6. Christ with Us

Then we reflect on Christ with us:

We then have Christ in time as the ordering principle of the Universe, the dynamic task of holding this entire evolutionary project, with all its fits and starts, dead-ends and accidents, on course. We’ve called it “Christ among us.” This is where we find Jesus as the Christ – God’s manifestation, the human face of God – among first century Jews in Roman-occupied Palestine. Jesus reminds them – and us – that the “normalcy of civilization” as most societies define it – with its focus on personal wealth, status and power – is not quite the concrete actualization of God’s infinite potential that God has in mind. Jesus offers a means to re-order societies in line with God’s Dream for humanity and for the Universe. “Resurrection” is our way to capture the fact that this Jesus, as the Christ, is somehow still with us, and that we constitute the “Mystical Body of Christ.” This is where we are called to act: to be open to the Spirit, to listen, and to respond as best we can to ensure that evolution continues toward the fulfillment of the Universe. Some have called this “the Christ Project,” to emphasize that we play a key role in this unfolding – we are not mere passive observers.

This growing awareness of Christ with us is, I believe, at the heart of the Pentecost experience, and is what gave the first disciples their courage to continue Jesus’ mission. Paul will speak of the mystical “Body of Christ,” of which we are all members, with the unifying principle of the Christ as its head, holding it together, moving it forward, and providing ultimate meaning for all human effort.

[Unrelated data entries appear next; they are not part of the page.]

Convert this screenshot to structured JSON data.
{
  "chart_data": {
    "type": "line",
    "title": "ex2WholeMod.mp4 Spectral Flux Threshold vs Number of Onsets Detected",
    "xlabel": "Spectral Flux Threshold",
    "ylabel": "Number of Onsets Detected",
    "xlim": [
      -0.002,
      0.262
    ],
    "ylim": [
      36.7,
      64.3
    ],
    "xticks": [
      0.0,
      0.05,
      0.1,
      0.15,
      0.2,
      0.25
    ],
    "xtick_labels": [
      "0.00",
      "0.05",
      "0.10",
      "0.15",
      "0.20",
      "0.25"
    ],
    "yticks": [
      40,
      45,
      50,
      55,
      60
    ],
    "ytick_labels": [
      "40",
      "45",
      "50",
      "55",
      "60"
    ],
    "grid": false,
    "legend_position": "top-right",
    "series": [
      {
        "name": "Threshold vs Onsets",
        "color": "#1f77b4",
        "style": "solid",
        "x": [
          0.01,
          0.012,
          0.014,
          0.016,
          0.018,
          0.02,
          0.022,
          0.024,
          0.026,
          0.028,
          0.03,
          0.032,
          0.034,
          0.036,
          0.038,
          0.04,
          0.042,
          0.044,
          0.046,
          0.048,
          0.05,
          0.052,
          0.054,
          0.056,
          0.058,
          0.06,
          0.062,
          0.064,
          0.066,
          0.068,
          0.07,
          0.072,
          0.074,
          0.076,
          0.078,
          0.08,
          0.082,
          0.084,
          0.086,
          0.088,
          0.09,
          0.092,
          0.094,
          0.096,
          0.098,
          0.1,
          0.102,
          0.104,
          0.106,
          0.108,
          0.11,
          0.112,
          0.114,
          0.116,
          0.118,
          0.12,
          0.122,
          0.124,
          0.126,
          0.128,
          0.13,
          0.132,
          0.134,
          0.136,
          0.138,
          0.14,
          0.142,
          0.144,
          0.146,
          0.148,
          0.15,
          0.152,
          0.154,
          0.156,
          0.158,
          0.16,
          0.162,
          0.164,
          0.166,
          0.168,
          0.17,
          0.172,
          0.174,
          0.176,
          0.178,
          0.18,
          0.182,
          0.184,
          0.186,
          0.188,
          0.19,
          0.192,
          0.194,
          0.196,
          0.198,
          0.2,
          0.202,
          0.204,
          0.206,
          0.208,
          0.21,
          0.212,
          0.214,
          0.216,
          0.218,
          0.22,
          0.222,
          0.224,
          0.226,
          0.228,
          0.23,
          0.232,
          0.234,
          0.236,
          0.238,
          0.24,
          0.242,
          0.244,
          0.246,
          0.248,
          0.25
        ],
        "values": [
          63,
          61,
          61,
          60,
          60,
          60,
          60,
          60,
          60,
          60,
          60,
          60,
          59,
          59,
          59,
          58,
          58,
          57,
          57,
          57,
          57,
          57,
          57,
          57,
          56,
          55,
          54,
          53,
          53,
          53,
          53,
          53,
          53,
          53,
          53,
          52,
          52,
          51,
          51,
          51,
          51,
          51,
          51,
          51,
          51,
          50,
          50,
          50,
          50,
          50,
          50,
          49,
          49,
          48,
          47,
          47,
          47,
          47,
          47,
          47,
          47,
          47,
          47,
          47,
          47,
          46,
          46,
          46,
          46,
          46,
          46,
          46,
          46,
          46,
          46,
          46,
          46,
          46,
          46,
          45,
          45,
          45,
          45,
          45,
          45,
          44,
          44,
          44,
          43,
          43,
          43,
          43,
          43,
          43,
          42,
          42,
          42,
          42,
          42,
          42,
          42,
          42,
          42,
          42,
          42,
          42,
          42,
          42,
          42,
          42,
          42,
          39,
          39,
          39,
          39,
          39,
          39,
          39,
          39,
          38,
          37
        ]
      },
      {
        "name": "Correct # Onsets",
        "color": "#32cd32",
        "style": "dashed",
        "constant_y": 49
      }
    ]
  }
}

In what ways can you see Jesus as the “human face of God”? In what ways can you see yourself as the human face of God? In what ways do you see others as the human face of God? Some theologians are speaking of the “Christ Project.” They refer to our fundamental task as humans as contributing to the building of the Christ – i.e., the fulfilment of God’s Dream to be fully present in all things. What might your contribution to the Christ Project be? What feelings does this approach evoke in you?